そして、ほんのわずかに残る“白銀の光”。
「あ……」
柚依が、いた。
地面に片膝をついていた。
息が乱れている。肩が震えている。
「……柚依!」
駆け寄ろうとした瞬間、彼女は手を上げて止めた。
「来るな」
その声は、いつもより少しだけ、弱かった。
「……魔力、使いすぎた……問題ない……休めば、すぐ回復する……」
だけど夏芽には分かった。
その言葉が嘘だってことも。
柚依の背中、ほんのわずかに、ヒビのようなものが見えた。
(……ソウルジェム、あんな……)
「あなた……限界、超えてるんじゃないの?」
柚依は視線を逸らした。
「強い人は、無理しない。

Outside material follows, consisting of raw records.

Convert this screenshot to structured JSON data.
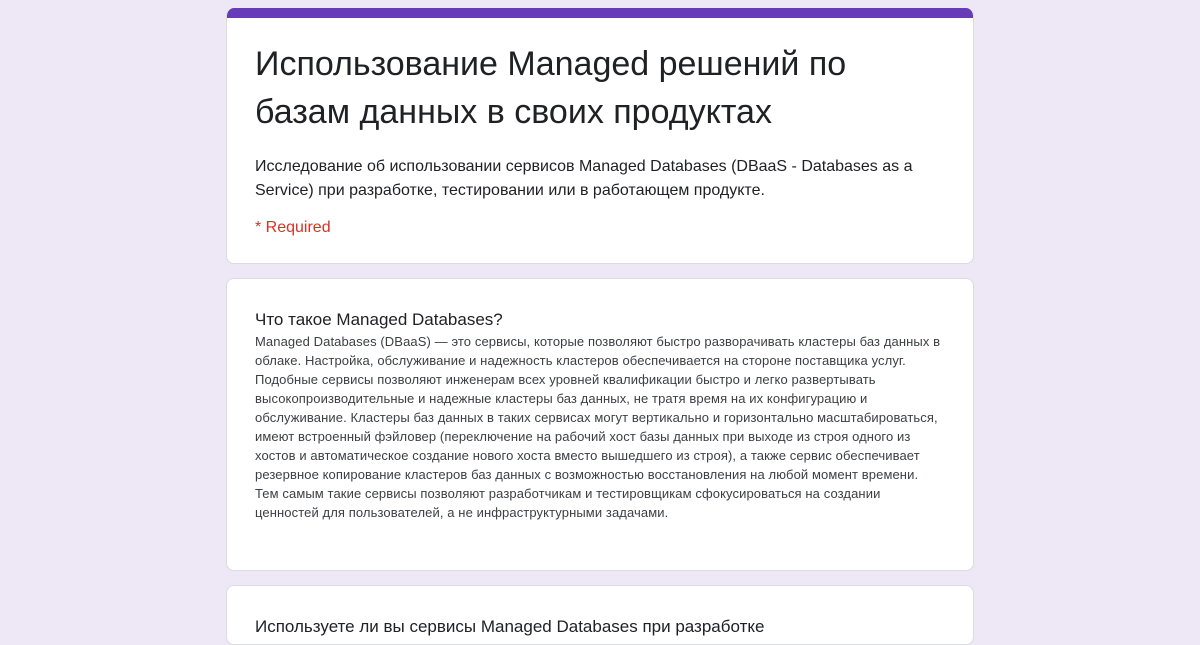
{
  "theme": {
    "accent": "#673ab7",
    "background": "#ede7f6",
    "required_color": "#d93025"
  },
  "form": {
    "title": "Использование Managed решений по базам данных в своих продуктах",
    "description": "Исследование об использовании сервисов Managed Databases (DBaaS - Databases as a Service) при разработке, тестировании или в работающем продукте.",
    "required_note": "* Required"
  },
  "section": {
    "title": "Что такое Managed Databases?",
    "body": "Managed Databases (DBaaS) — это сервисы, которые позволяют быстро разворачивать кластеры баз данных в облаке. Настройка, обслуживание и надежность кластеров обеспечивается на стороне поставщика услуг. Подобные сервисы позволяют инженерам всех уровней квалификации быстро и легко развертывать высокопроизводительные и надежные кластеры баз данных, не тратя время на их конфигурацию и обслуживание. Кластеры баз данных в таких сервисах могут вертикально и горизонтально масштабироваться, имеют встроенный фэйловер (переключение на рабочий хост базы данных при выходе из строя одного из хостов и автоматическое создание нового хоста вместо вышедшего из строя), а также сервис обеспечивает резервное копирование кластеров баз данных с возможностью восстановления на любой момент времени. Тем самым такие сервисы позволяют разработчикам и тестировщикам сфокусироваться на создании ценностей для пользователей, а не инфраструктурными задачами."
  },
  "question": {
    "title": "Используете ли вы сервисы Managed Databases при разработке"
  }
}
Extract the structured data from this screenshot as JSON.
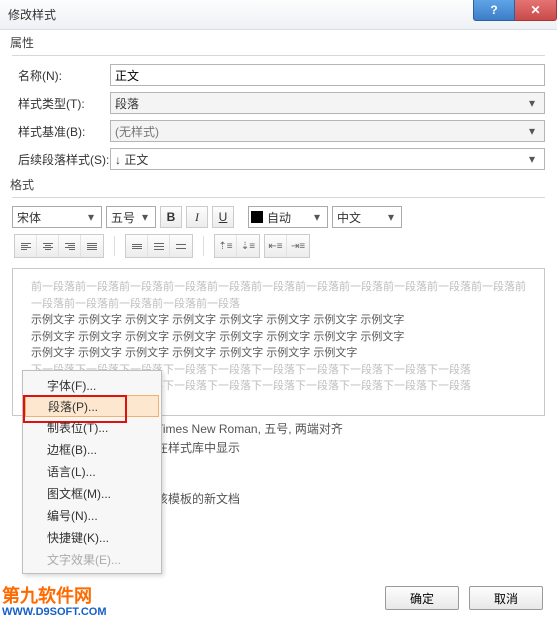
{
  "window": {
    "title": "修改样式"
  },
  "groups": {
    "properties": "属性",
    "format": "格式"
  },
  "labels": {
    "name": "名称(N):",
    "styleType": "样式类型(T):",
    "styleBase": "样式基准(B):",
    "nextStyle": "后续段落样式(S):"
  },
  "values": {
    "name": "正文",
    "styleType": "段落",
    "styleBase": "(无样式)",
    "nextStyle": "↓ 正文"
  },
  "format": {
    "fontName": "宋体",
    "fontSize": "五号",
    "bold": "B",
    "italic": "I",
    "underline": "U",
    "autoColor": "自动",
    "lang": "中文"
  },
  "preview": {
    "grayTop": "前一段落前一段落前一段落前一段落前一段落前一段落前一段落前一段落前一段落前一段落前一段落前一段落前一段落前一段落前一段落前一段落",
    "sample1": "示例文字 示例文字 示例文字 示例文字 示例文字 示例文字 示例文字 示例文字",
    "sample2": "示例文字 示例文字 示例文字 示例文字 示例文字 示例文字 示例文字 示例文字",
    "sample3": "示例文字 示例文字 示例文字 示例文字 示例文字 示例文字 示例文字",
    "grayBot1": "下一段落下一段落下一段落下一段落下一段落下一段落下一段落下一段落下一段落下一段落",
    "grayBot2": "下一段落下一段落下一段落下一段落下一段落下一段落下一段落下一段落下一段落下一段落"
  },
  "desc": {
    "line1": "Times New Roman, 五号, 两端对齐",
    "line2": "在样式库中显示",
    "line3": "该模板的新文档"
  },
  "buttons": {
    "ok": "确定",
    "cancel": "取消"
  },
  "menu": {
    "font": "字体(F)...",
    "paragraph": "段落(P)...",
    "tabs": "制表位(T)...",
    "border": "边框(B)...",
    "language": "语言(L)...",
    "frame": "图文框(M)...",
    "numbering": "编号(N)...",
    "shortcut": "快捷键(K)...",
    "textEffects": "文字效果(E)..."
  },
  "watermark": {
    "brand": "第九软件网",
    "url": "WWW.D9SOFT.COM"
  }
}
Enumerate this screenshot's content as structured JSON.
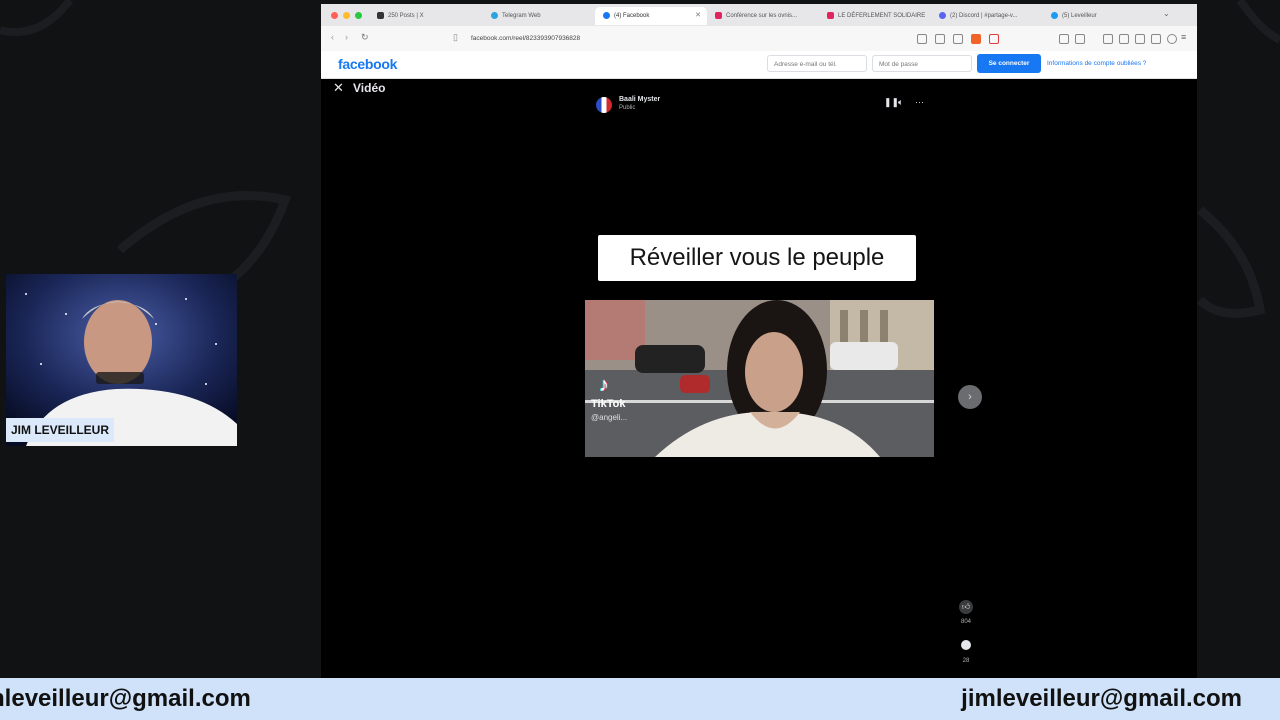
{
  "browser": {
    "tabs": [
      {
        "label": "250 Posts | X",
        "icon_color": "#333333",
        "active": false
      },
      {
        "label": "Telegram Web",
        "icon_color": "#2aa3e0",
        "active": false
      },
      {
        "label": "(4) Facebook",
        "icon_color": "#1877f2",
        "active": true
      },
      {
        "label": "Conférence sur les ovnis...",
        "icon_color": "#e0245e",
        "active": false
      },
      {
        "label": "LE DÉFERLEMENT SOLIDAIRE",
        "icon_color": "#e0245e",
        "active": false
      },
      {
        "label": "(2) Discord | #partage-v...",
        "icon_color": "#5865f2",
        "active": false
      },
      {
        "label": "(5) Leveilleur",
        "icon_color": "#1d9bf0",
        "active": false
      }
    ],
    "url": "facebook.com/reel/823393907936828"
  },
  "facebook": {
    "logo": "facebook",
    "email_placeholder": "Adresse e-mail ou tél.",
    "password_placeholder": "Mot de passe",
    "login_button": "Se connecter",
    "forgot_link": "Informations de compte oubliées ?",
    "video_label": "Vidéo",
    "author_name": "Baali Myster",
    "author_privacy": "Public",
    "caption": "Réveiller vous le peuple",
    "tiktok_text": "TikTok",
    "tiktok_user": "@angeli...",
    "like_count": "804",
    "comment_count": "28"
  },
  "presenter": {
    "name": "JIM LEVEILLEUR"
  },
  "banner": {
    "email_left": "jimleveilleur@gmail.com",
    "email_right": "jimleveilleur@gmail.com"
  }
}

私なんかが限界なんて言ってたら、守れない」
「私の命で守れるなら、何人だって、安い」
「それが、魔法少女ってもんでしょ?」
夏芽の喉が詰まった。
「……そんなの、違う……!
あなたの命は、そんな風に安くなんかない!!」
「私は……あなたのこと、ちゃんと知りたいよ……!
“柚依”っていう、一人の子として……!」
柚依は立ち上がった。
その顔に、少しだけ迷いが浮かぶ。
「……知られても、どうせ……怖くなるよ」
「私を知れば知るほど、遠ざけたくなる。
“壊れる前に逃げたい”って思うようになるんだ、みんな」
「それでも……知りたいって、言えるの?」
夏芽は目を見開いたまま、一歩前に出た。
「言えるよ……!
私は逃げない……あなたが、どんなに怖い過去を持ってても!」
「……だから、あなたも……もう一人で背負わないでよ……!」
沈黙。
長い、重い、沈黙。
そして、柚依はぽつりと呟いた。
「……じゃあ、今度、ひとつだけ教えてあげる」
「私が、“なぜ願ったのか”──その理由」
「それを聞いて、まだ“逃げない”って言えるなら……」
その言葉と共に、柚依は再び光に包まれて消えた。
夏芽は、動けなかった。
ただその場で、胸を押さえていた。
“逃げない”と言いながら、今の自分には……
彼女の手を、どうしても掴めない気がした。